Test - Little Nightmares : Wer hat Angst vorm schwarzen Mann?
- PC
Husch, schnell vorbei an diesem Auge. Licht erstrahlt überall dort, wo es sehen kann, und zugleich droht der Tod in seinem Blickfeld. In dem Fall sei die Dunkelheit bevorzugt, auch wenn sie nicht minder gespenstisch erscheint. Pest oder Cholera? In Little Nightmares wählt man das, was weniger tödlich ist!
Ein Hüpfspiel, das kindliche Urängste weckt. Das Monster unter dem Bett, das Ungeheuer im Schrank, der böse Mann, der in der Unkenntlichkeit der Dunkelheit nur als schemenhafte Gestalt in Erscheinung tritt. Wer hat Angst vorm Schwarzen Mann? Niemand! Und wenn er kommt? Dann laufen wir. Und zwar schnell. Flink ins nächste Versteck, in die Ecke, in der Kauern für kurze Zeit Sicherheit verspricht. Ein kurzer, kalter Trost ohne Aussicht auf Hoffnung. Also lieber weiter.
Meist läuft die kindliche Spielfigur, bei der es aufgrund der schmächtigen, in eine übergroße Jacke gehüllten Gestalt nur schwer feststellbar ist, ob es sich um einen Jungen oder ein Mädchen handelt, von links nach rechts. Trotz des dreidimensionalen Umfelds erinnert der Spielablauf wie auch die finstere Gestaltung der Umgebung entfernt an Verwandte desselben Genres wie Limbo oder Outland. Doch Little Nightmares spielt sich langsamer, vielleicht sogar etwas schleppender, und verweilt gerne zur Lösung kleiner Puzzles an einer Stelle. Nichts Aufregendes. Mal muss ein Schalter gezogen, mal ein sicherer Weg zwischen schleichenden Würmern gefunden und mal die Balance auf einem kippenden Brett gehalten werden.

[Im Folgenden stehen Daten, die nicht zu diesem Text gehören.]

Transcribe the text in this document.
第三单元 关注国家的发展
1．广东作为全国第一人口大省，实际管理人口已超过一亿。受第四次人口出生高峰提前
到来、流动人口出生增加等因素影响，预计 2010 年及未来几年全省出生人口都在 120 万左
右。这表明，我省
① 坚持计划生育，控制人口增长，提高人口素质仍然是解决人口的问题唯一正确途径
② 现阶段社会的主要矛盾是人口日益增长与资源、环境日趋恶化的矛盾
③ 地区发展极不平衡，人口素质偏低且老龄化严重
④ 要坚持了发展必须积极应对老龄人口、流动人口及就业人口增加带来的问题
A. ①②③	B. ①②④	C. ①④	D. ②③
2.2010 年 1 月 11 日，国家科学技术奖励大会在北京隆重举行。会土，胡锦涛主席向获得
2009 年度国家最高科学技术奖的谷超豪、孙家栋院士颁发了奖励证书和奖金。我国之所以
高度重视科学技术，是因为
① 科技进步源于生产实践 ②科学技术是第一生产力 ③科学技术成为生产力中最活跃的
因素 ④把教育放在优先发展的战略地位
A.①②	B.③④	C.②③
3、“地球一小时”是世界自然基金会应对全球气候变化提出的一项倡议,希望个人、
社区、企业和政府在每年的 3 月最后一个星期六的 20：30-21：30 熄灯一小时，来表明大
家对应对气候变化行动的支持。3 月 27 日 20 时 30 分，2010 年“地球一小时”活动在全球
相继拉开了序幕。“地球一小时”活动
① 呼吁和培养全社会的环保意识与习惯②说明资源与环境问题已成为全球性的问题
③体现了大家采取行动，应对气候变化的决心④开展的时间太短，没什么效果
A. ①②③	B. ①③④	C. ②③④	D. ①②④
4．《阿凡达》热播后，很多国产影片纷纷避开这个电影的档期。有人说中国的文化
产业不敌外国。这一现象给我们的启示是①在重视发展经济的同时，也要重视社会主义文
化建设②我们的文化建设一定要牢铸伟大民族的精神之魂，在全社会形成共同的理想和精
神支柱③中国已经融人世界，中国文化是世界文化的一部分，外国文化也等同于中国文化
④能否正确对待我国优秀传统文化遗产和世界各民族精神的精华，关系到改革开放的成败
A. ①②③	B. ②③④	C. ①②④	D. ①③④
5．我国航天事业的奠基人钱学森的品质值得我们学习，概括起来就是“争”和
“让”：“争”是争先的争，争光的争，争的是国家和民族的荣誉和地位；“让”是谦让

Seltene Ausflüge in die Vertikale, bedingt durch Klettereinlagen an Gittern und Seilen, legitimieren die dreidimensionale Darstellung ebenso wie jene kurzen Ausflüge in den Vorder- oder Hintergrund, die Platz zum Flüchten gewähren. Erstaunlicherweise flüchtet ihr öfter vor der eigenen Angst als vor einer tatsächlichen Bedrohung, Es sei denn, ein gigantischer Hausmeisterkoloss oder ein glühendes Auge trachten euch nach dem Leben.
Splatter-Effekte und dergleichen sucht man vergebens. Little Nightmares setzt auf Psychoterror und weiß gut damit zu erschrecken, etwa wenn zu Staubstatuen verwandelte Kinderleichen den Weg pflastern oder gammelige Fleischfetzen den schmierigen Boden einer Küche schmücken. Nur ein Faktor weiß noch mehr zu beeindrucken: Die Umgebung ist im Vergleich mit der Heldin geradezu riesig und einschüchternd. Jeder Stuhl, jeder Tisch und jede Tür lassen Six noch kleiner und hilfloser wirken, als sie sowieso schon ist. Zugleich gewährt ihre Größe unvohergesehene Fluchtmöglichkeiten. Flink schlüpft sie durch eine Rinne oder einen Lüftungsschacht, der unter normalen Umständen kaum genug Platz für ein Maus bietet.
Interaktion mit der Umgebung ist dennoch nur an gewissen Stellen vorgesehen, darum trägt die Heldin nicht mehr als ein Feuerzeug bei sich. Es spendet einerseits Licht, andererseits entzündet es Lampen, die den Raum besser erhellen und als Zwischenspeicherpunkte dienen. Alles andere, was zur Lösung der kleinen Puzzles benötigt wird, findet man direkt vor Ort. Nachvollziehbare Physik und temporär auflesbare Gegenstände garantieren stets logische Lösungswege, an denen aber nicht selten etwas Makaberes haftet.
Was allerdings stört, ist die unflexible Kamera, die manchen Handlungen im Wege steht. Etwa wenn ihr Six auf einem Holzbalken balancieren lassen sollt, aber die genaue Ausrichtung des dünnen Bretts aufgrund des zu flach angelegten Blickwinkels nicht erkennt. Ebenfalls nicht immer optimal ist die Größe des aktuellen Raums, wenn man aufgrund gestreckter Örtlichkeiten den Zusammenhang eines Puzzles nicht erkennt. Dass manchmal selbst simpelste Ausgänge in schlechtem Licht verloren gehen, ist dagegen sicherlich gewollt.